Columbia University Medical Center
NewYork-Presbyterian Hospital The University Hospital of Columbia and Cornell
Related Commentary by Suicide Research Expert John Mann, MD
February 2, 2009

Selective serotonin reuptake inhibitors (SSRIs) may reduce the risk of suicide in depressed adults, according to a study by researchers from the World Health Organization and the University of Verona, Italy published in the Canadian Medical Association Journal (CMAJ) http://www.cmaj.ca/press/pg291.pdf.


The study, a meta-analysis of eight large-scale observational studies, was undertaken to explore whether SSRIs reduce or increase the risk of suicide in depressed people.


Previous studies, including a 2007 study by the U.S. Food and Drug Administration (FDA), found the risk of suicide in adults was neutral, elevated in those under 25 and reduced in people older than 65. A subsequent black box warning was added to all antidepressants regarding increased risk of suicidal symptoms in people under 25 years of age.

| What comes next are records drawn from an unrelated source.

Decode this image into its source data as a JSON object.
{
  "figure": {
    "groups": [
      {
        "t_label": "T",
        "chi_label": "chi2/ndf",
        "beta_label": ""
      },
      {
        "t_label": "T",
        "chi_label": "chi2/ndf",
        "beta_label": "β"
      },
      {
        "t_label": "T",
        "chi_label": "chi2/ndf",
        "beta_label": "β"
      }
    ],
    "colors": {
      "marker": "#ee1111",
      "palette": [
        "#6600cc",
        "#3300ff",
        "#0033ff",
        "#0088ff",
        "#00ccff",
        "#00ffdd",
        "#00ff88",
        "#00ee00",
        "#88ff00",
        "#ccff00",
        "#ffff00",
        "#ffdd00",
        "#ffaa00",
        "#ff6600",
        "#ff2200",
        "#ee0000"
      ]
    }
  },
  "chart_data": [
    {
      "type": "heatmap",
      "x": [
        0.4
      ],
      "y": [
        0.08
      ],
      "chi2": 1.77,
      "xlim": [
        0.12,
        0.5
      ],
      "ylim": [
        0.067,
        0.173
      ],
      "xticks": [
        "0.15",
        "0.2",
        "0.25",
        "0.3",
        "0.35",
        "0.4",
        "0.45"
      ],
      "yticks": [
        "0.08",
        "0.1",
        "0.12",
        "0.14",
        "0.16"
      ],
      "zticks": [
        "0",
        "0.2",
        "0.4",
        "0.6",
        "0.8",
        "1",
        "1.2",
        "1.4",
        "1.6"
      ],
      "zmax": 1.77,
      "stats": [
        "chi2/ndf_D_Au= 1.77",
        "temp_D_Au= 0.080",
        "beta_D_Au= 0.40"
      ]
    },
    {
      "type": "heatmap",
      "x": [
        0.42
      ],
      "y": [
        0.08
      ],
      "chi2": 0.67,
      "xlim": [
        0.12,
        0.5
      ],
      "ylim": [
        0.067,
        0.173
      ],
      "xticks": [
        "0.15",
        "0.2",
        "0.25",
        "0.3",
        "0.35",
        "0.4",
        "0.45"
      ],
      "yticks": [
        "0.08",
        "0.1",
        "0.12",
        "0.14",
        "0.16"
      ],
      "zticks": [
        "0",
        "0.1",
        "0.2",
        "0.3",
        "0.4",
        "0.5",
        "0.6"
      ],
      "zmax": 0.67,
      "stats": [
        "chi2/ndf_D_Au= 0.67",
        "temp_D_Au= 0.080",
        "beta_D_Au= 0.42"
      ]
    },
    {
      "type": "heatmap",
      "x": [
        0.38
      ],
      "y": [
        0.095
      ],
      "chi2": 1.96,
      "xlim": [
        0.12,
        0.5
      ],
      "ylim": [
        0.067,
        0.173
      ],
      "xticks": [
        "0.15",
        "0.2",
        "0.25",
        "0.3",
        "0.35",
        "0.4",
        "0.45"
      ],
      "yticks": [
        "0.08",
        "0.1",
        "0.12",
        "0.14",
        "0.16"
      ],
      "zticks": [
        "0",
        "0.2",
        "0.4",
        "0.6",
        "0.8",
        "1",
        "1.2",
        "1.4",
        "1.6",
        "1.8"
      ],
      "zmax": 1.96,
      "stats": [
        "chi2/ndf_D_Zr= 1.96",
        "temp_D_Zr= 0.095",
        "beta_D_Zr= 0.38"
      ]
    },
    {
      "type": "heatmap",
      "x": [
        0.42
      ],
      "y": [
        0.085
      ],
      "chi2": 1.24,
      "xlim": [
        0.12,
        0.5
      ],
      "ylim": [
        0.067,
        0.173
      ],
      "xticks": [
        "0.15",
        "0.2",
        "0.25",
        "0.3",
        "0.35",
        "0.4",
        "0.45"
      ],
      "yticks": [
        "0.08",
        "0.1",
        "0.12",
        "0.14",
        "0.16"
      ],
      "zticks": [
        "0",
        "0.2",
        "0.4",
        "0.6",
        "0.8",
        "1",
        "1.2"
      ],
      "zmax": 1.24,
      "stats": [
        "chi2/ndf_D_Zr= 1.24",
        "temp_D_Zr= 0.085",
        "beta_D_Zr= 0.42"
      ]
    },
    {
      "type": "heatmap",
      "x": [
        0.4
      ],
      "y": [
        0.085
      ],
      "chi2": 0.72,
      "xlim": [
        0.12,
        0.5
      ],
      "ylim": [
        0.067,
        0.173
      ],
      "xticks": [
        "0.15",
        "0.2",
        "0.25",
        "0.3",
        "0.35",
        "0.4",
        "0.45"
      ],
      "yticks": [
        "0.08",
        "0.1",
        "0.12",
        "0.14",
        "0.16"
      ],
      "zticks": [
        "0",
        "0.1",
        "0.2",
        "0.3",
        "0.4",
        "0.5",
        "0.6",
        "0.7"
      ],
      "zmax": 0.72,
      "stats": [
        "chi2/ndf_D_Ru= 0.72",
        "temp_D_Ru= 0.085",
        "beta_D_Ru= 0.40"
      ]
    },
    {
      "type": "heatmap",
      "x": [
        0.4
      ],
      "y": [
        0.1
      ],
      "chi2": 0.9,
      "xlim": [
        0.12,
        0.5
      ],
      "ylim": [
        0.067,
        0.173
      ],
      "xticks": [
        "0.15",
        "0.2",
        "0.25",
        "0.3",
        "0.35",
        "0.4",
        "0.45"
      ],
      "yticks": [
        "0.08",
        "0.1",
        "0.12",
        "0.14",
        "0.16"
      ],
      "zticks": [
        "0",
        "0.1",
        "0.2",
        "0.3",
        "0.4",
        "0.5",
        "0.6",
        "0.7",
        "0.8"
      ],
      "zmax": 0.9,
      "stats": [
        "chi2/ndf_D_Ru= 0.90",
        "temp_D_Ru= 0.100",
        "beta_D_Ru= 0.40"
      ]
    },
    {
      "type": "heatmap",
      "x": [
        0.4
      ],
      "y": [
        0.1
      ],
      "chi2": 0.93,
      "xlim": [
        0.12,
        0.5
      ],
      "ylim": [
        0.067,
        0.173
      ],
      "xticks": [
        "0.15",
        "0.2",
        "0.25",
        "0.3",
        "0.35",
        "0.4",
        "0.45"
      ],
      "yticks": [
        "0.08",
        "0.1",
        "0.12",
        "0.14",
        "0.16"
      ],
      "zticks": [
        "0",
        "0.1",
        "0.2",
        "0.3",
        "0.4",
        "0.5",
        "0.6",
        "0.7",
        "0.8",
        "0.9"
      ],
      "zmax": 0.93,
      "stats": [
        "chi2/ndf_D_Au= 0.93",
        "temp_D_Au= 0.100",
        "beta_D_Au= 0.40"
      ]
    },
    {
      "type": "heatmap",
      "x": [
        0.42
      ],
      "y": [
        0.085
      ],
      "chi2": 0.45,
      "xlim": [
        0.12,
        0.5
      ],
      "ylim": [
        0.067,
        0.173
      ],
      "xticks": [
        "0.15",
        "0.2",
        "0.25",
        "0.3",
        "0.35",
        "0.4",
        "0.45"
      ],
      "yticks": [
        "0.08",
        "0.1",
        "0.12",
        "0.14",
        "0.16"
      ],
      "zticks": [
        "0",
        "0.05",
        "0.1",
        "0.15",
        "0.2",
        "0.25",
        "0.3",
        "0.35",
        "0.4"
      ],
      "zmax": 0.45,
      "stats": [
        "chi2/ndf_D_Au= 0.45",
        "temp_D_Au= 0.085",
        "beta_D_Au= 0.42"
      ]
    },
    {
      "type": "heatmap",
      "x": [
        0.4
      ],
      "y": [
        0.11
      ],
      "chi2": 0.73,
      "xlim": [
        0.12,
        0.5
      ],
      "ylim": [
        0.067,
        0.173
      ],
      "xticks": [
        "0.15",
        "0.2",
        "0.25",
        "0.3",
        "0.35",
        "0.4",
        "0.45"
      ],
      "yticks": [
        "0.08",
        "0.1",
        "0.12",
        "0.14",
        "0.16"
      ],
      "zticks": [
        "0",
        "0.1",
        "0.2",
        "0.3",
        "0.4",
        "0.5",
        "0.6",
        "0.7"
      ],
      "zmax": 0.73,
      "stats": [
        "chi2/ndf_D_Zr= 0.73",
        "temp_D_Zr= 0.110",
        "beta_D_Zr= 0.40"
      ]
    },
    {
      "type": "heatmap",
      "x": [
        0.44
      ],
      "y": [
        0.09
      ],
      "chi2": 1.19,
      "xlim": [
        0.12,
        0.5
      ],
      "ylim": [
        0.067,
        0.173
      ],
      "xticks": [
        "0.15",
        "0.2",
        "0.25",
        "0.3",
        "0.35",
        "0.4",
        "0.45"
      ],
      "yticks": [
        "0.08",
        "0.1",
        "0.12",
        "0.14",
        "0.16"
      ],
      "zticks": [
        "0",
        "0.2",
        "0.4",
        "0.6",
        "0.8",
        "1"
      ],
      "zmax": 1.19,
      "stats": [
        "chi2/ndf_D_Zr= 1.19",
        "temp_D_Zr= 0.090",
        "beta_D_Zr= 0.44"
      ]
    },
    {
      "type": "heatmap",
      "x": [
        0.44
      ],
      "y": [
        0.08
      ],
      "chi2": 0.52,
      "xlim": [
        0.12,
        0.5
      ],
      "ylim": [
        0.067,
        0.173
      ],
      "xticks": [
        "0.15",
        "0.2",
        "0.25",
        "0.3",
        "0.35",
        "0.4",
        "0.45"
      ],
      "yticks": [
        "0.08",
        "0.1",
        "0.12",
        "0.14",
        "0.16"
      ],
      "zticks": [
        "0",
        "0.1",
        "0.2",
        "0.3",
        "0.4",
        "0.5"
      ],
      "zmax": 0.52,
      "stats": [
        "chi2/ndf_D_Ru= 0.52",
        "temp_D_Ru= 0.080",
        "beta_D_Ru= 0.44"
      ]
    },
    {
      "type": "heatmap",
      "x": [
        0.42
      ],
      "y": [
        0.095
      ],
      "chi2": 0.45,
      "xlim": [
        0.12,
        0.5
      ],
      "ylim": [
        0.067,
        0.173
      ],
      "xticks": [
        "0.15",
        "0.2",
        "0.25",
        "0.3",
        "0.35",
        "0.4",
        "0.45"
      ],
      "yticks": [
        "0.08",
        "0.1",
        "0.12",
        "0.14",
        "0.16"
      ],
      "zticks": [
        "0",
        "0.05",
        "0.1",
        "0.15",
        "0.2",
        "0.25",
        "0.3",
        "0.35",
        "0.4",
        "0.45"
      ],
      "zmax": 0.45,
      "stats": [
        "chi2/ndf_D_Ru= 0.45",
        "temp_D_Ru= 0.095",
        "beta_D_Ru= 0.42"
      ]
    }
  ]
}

"While the FDA analysis found a neutral effect of SSRIs (or a promoting effect in adults aged 18-25), we found a strong protective effect associated with SSRI treatment in adults," Dr. Corrado Barbui and colleagues. SSRIs in adults significantly reduced the risk of completed or attempted suicide.

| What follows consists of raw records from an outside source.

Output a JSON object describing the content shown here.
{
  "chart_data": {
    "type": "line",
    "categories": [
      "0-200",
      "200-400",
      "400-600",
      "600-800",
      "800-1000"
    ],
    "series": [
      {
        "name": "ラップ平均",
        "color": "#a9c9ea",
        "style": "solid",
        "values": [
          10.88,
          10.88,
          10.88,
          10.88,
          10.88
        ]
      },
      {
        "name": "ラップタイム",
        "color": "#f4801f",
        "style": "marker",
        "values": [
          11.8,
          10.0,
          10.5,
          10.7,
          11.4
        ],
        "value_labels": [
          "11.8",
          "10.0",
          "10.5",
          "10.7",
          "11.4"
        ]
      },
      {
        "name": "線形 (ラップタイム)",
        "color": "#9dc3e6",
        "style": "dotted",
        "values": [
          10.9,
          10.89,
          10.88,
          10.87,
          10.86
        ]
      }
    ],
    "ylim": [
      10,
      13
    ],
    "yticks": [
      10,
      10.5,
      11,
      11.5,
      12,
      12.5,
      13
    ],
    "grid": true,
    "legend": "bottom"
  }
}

They conclude "data from observational studies should reassure doctors that prescribing serotonin reuptake inhibitors in patients with major depression is safe," although children and adolescents should be closely monitored due to the possibility of suicidal thoughts and suicide.

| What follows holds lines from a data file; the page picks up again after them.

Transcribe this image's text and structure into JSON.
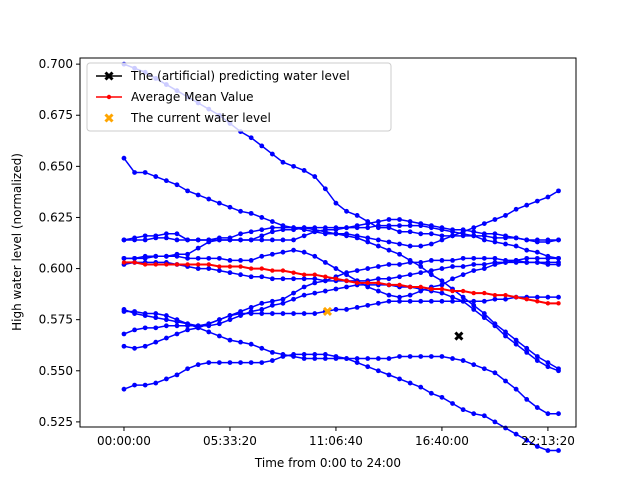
{
  "chart_data": {
    "type": "line",
    "xlabel": "Time from 0:00 to 24:00",
    "ylabel": "High water level (normalized)",
    "x_ticks": [
      "00:00:00",
      "05:33:20",
      "11:06:40",
      "16:40:00",
      "22:13:20"
    ],
    "x_tick_seconds": [
      0,
      20000,
      40000,
      60000,
      80000
    ],
    "xlim": [
      -8300,
      85300
    ],
    "ylim": [
      0.5225,
      0.703
    ],
    "y_ticks": [
      0.525,
      0.55,
      0.575,
      0.6,
      0.625,
      0.65,
      0.675,
      0.7
    ],
    "y_tick_labels": [
      "0.525",
      "0.550",
      "0.575",
      "0.600",
      "0.625",
      "0.650",
      "0.675",
      "0.700"
    ],
    "legend": {
      "position": "upper-left",
      "entries": [
        "The (artificial) predicting water level",
        "Average Mean Value",
        "The current water level"
      ]
    },
    "colors": {
      "samples": "#0000ff",
      "mean": "#ff0000",
      "current": "#ffa500",
      "prediction": "#000000"
    },
    "sample_series_x_seconds": [
      0,
      2000,
      4000,
      6000,
      8000,
      10000,
      12000,
      14000,
      16000,
      18000,
      20000,
      22000,
      24000,
      26000,
      28000,
      30000,
      32000,
      34000,
      36000,
      38000,
      40000,
      42000,
      44000,
      46000,
      48000,
      50000,
      52000,
      54000,
      56000,
      58000,
      60000,
      62000,
      64000,
      66000,
      68000,
      70000,
      72000,
      74000,
      76000,
      78000,
      80000,
      82000
    ],
    "sample_series": [
      {
        "values": [
          0.654,
          0.647,
          0.647,
          0.645,
          0.643,
          0.641,
          0.638,
          0.636,
          0.634,
          0.632,
          0.63,
          0.628,
          0.627,
          0.625,
          0.623,
          0.621,
          0.62,
          0.619,
          0.618,
          0.617,
          0.617,
          0.616,
          0.615,
          0.613,
          0.611,
          0.609,
          0.607,
          0.604,
          0.601,
          0.597,
          0.594,
          0.59,
          0.586,
          0.582,
          0.578,
          0.573,
          0.569,
          0.565,
          0.561,
          0.557,
          0.554,
          0.551
        ]
      },
      {
        "values": [
          0.614,
          0.614,
          0.614,
          0.615,
          0.615,
          0.614,
          0.614,
          0.614,
          0.614,
          0.615,
          0.615,
          0.617,
          0.618,
          0.619,
          0.62,
          0.62,
          0.62,
          0.62,
          0.619,
          0.618,
          0.617,
          0.617,
          0.616,
          0.615,
          0.614,
          0.613,
          0.612,
          0.611,
          0.611,
          0.612,
          0.614,
          0.616,
          0.618,
          0.62,
          0.622,
          0.624,
          0.626,
          0.629,
          0.631,
          0.633,
          0.635,
          0.638
        ]
      },
      {
        "values": [
          0.614,
          0.615,
          0.616,
          0.616,
          0.617,
          0.617,
          0.614,
          0.614,
          0.614,
          0.614,
          0.614,
          0.614,
          0.614,
          0.614,
          0.614,
          0.614,
          0.614,
          0.616,
          0.618,
          0.619,
          0.619,
          0.62,
          0.621,
          0.622,
          0.623,
          0.624,
          0.624,
          0.623,
          0.622,
          0.621,
          0.62,
          0.619,
          0.619,
          0.618,
          0.617,
          0.617,
          0.616,
          0.615,
          0.614,
          0.613,
          0.613,
          0.614
        ]
      },
      {
        "values": [
          0.605,
          0.605,
          0.605,
          0.606,
          0.606,
          0.607,
          0.607,
          0.61,
          0.613,
          0.614,
          0.614,
          0.614,
          0.614,
          0.616,
          0.618,
          0.619,
          0.619,
          0.62,
          0.62,
          0.62,
          0.62,
          0.62,
          0.62,
          0.62,
          0.621,
          0.621,
          0.621,
          0.621,
          0.621,
          0.62,
          0.619,
          0.618,
          0.617,
          0.616,
          0.614,
          0.613,
          0.612,
          0.611,
          0.609,
          0.608,
          0.606,
          0.605
        ]
      },
      {
        "values": [
          0.605,
          0.605,
          0.606,
          0.606,
          0.606,
          0.606,
          0.605,
          0.605,
          0.605,
          0.605,
          0.604,
          0.604,
          0.604,
          0.606,
          0.607,
          0.608,
          0.609,
          0.608,
          0.606,
          0.603,
          0.6,
          0.597,
          0.594,
          0.591,
          0.589,
          0.587,
          0.586,
          0.587,
          0.589,
          0.591,
          0.592,
          0.595,
          0.597,
          0.599,
          0.6,
          0.602,
          0.603,
          0.604,
          0.605,
          0.605,
          0.605,
          0.605
        ]
      },
      {
        "values": [
          0.602,
          0.603,
          0.603,
          0.603,
          0.603,
          0.602,
          0.601,
          0.6,
          0.6,
          0.599,
          0.598,
          0.597,
          0.596,
          0.596,
          0.595,
          0.595,
          0.595,
          0.595,
          0.595,
          0.594,
          0.594,
          0.594,
          0.594,
          0.594,
          0.595,
          0.595,
          0.596,
          0.597,
          0.598,
          0.599,
          0.6,
          0.601,
          0.601,
          0.602,
          0.602,
          0.603,
          0.603,
          0.603,
          0.603,
          0.603,
          0.603,
          0.603
        ]
      },
      {
        "values": [
          0.58,
          0.578,
          0.577,
          0.576,
          0.575,
          0.574,
          0.573,
          0.572,
          0.573,
          0.575,
          0.577,
          0.579,
          0.581,
          0.583,
          0.584,
          0.585,
          0.588,
          0.591,
          0.593,
          0.594,
          0.596,
          0.598,
          0.599,
          0.6,
          0.601,
          0.602,
          0.602,
          0.603,
          0.603,
          0.604,
          0.604,
          0.604,
          0.605,
          0.605,
          0.605,
          0.605,
          0.604,
          0.604,
          0.603,
          0.603,
          0.602,
          0.602
        ]
      },
      {
        "values": [
          0.568,
          0.57,
          0.571,
          0.571,
          0.572,
          0.572,
          0.572,
          0.572,
          0.572,
          0.573,
          0.575,
          0.577,
          0.579,
          0.58,
          0.582,
          0.583,
          0.585,
          0.587,
          0.588,
          0.589,
          0.59,
          0.591,
          0.592,
          0.592,
          0.592,
          0.592,
          0.591,
          0.591,
          0.59,
          0.589,
          0.588,
          0.586,
          0.584,
          0.58,
          0.576,
          0.572,
          0.567,
          0.563,
          0.559,
          0.555,
          0.552,
          0.55
        ]
      },
      {
        "values": [
          0.562,
          0.561,
          0.562,
          0.564,
          0.566,
          0.568,
          0.57,
          0.571,
          0.573,
          0.575,
          0.577,
          0.578,
          0.578,
          0.578,
          0.578,
          0.578,
          0.578,
          0.578,
          0.578,
          0.579,
          0.58,
          0.58,
          0.581,
          0.582,
          0.583,
          0.584,
          0.584,
          0.584,
          0.584,
          0.584,
          0.584,
          0.584,
          0.584,
          0.584,
          0.584,
          0.585,
          0.585,
          0.586,
          0.586,
          0.586,
          0.586,
          0.586
        ]
      },
      {
        "values": [
          0.579,
          0.579,
          0.578,
          0.578,
          0.577,
          0.575,
          0.573,
          0.571,
          0.569,
          0.567,
          0.565,
          0.564,
          0.563,
          0.561,
          0.559,
          0.558,
          0.557,
          0.556,
          0.556,
          0.556,
          0.556,
          0.556,
          0.556,
          0.556,
          0.556,
          0.556,
          0.557,
          0.557,
          0.557,
          0.557,
          0.557,
          0.556,
          0.555,
          0.553,
          0.551,
          0.549,
          0.545,
          0.541,
          0.536,
          0.532,
          0.529,
          0.529
        ]
      },
      {
        "values": [
          0.541,
          0.543,
          0.543,
          0.544,
          0.546,
          0.548,
          0.551,
          0.553,
          0.554,
          0.554,
          0.554,
          0.554,
          0.554,
          0.554,
          0.555,
          0.557,
          0.558,
          0.558,
          0.558,
          0.558,
          0.557,
          0.556,
          0.554,
          0.552,
          0.55,
          0.548,
          0.546,
          0.544,
          0.542,
          0.539,
          0.537,
          0.534,
          0.531,
          0.529,
          0.528,
          0.525,
          0.522,
          0.519,
          0.516,
          0.513,
          0.511,
          0.511
        ]
      },
      {
        "values": [
          0.7,
          0.698,
          0.696,
          0.693,
          0.69,
          0.687,
          0.684,
          0.681,
          0.678,
          0.675,
          0.671,
          0.667,
          0.664,
          0.66,
          0.656,
          0.652,
          0.65,
          0.648,
          0.645,
          0.639,
          0.632,
          0.628,
          0.626,
          0.623,
          0.62,
          0.62,
          0.618,
          0.618,
          0.617,
          0.617,
          0.616,
          0.616,
          0.616,
          0.616,
          0.616,
          0.615,
          0.615,
          0.615,
          0.614,
          0.614,
          0.614,
          0.614
        ]
      }
    ],
    "mean_series": {
      "name": "Average Mean Value",
      "x_seconds": [
        0,
        2000,
        4000,
        6000,
        8000,
        10000,
        12000,
        14000,
        16000,
        18000,
        20000,
        22000,
        24000,
        26000,
        28000,
        30000,
        32000,
        34000,
        36000,
        38000,
        40000,
        42000,
        44000,
        46000,
        48000,
        50000,
        52000,
        54000,
        56000,
        58000,
        60000,
        62000,
        64000,
        66000,
        68000,
        70000,
        72000,
        74000,
        76000,
        78000,
        80000,
        82000
      ],
      "values": [
        0.603,
        0.603,
        0.602,
        0.602,
        0.602,
        0.602,
        0.602,
        0.602,
        0.602,
        0.601,
        0.601,
        0.601,
        0.6,
        0.6,
        0.599,
        0.599,
        0.598,
        0.597,
        0.597,
        0.596,
        0.595,
        0.594,
        0.593,
        0.593,
        0.593,
        0.592,
        0.592,
        0.591,
        0.591,
        0.59,
        0.59,
        0.589,
        0.589,
        0.588,
        0.588,
        0.587,
        0.587,
        0.586,
        0.585,
        0.584,
        0.583,
        0.583
      ]
    },
    "current_point": {
      "name": "The current water level",
      "x_seconds": 38400,
      "value": 0.579
    },
    "prediction_point": {
      "name": "The (artificial) predicting water level",
      "x_seconds": 63200,
      "value": 0.567
    }
  }
}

In a related commentary http://www.cmaj.ca/press/pg270.pdf, Dr. John Mann of Columbia University Medical Center and the New York State Psychiatric Institute and Dr. Robert Gibbons of the University of Illinois write "alarmingly, concerns about the risk of suicide in youth have led not only to fewer SSRI prescriptions without substitution of alternative medications or psychotherapies, but also to a decrease in predicted rates of diagnosis of mood disorders." They suggest doctors may be avoiding making diagnoses and call for randomized controlled trials to determine safety and efficacy of treatments for young adults.